Un esempio è il d.p.r. n.177 del 14 settembre 2011, che è diretto a disciplinare le caratteristiche di professionalità e qualificazione delle imprese e dei lavoratori operanti in settori a particolare rischio infortunistico quali silos, cisterne, pozzi e simili. In particolare, il provvedimento, oltre a prevedere una formazione specifica per tutti coloro che accedono agli spazi confinati, compreso il datore di lavoro, sancisce che i componenti di imprese familiari e i lavoratori autonomi debbano applicare obbligatoriamente anche quanto previsto al comma 2 dell'articolo 21 del d.lgs 81/08 che, va ricordato, in tutti gli altri casi è facoltativo.

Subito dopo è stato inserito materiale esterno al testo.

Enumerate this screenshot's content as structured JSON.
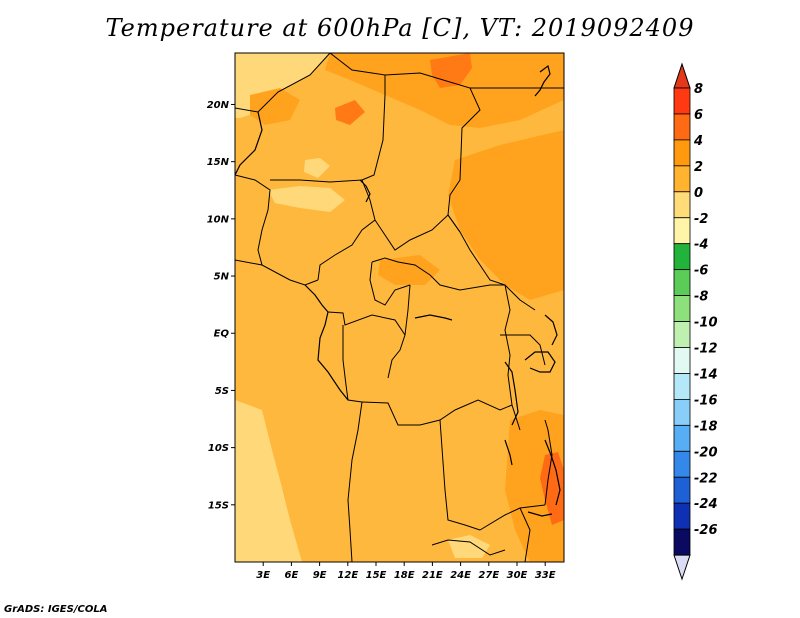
{
  "title": "Temperature at 600hPa [C], VT: 2019092409",
  "credit": "GrADS: IGES/COLA",
  "map": {
    "lon_ticks": [
      "3E",
      "6E",
      "9E",
      "12E",
      "15E",
      "18E",
      "21E",
      "24E",
      "27E",
      "30E",
      "33E"
    ],
    "lat_ticks": [
      "20N",
      "15N",
      "10N",
      "5N",
      "EQ",
      "5S",
      "10S",
      "15S"
    ],
    "lon_range": [
      0,
      35
    ],
    "lat_range": [
      -20,
      24.5
    ],
    "field_dominant_range_C": [
      0,
      2
    ],
    "field_max_region": "Malawi area, 4 to 6 C",
    "field_min_region": "southwest coast, -2 to 0 C"
  },
  "colorbar": {
    "labels": [
      "8",
      "6",
      "4",
      "2",
      "0",
      "-2",
      "-4",
      "-6",
      "-8",
      "-10",
      "-12",
      "-14",
      "-16",
      "-18",
      "-20",
      "-22",
      "-24",
      "-26"
    ],
    "colors": [
      "#ff3a12",
      "#ff6a14",
      "#ff9a0e",
      "#ffb32e",
      "#ffdc78",
      "#fff4a8",
      "#22b43a",
      "#5ccc58",
      "#8ee07c",
      "#c0f0b0",
      "#e2f8f2",
      "#b4e8f8",
      "#88cef8",
      "#58aef4",
      "#3488ea",
      "#1e60d6",
      "#1030b4",
      "#0a0a60"
    ],
    "top_triangle_color": "#e4381a",
    "bottom_triangle_color": "#dcdcf4"
  }
}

Pertanto, per potersi qualificare, i componenti di imprese familiari e i lavoratori autonomi dovranno prevedere anche la partecipazione obbligatoria a corsi di formazione specifici in materia di salute e sicurezza sul lavoro, incentrati sui rischi propri delle attività svolte avendo a riferimento quanto stabilito dall'accordo Stato Regioni del 21 dicembre 2011.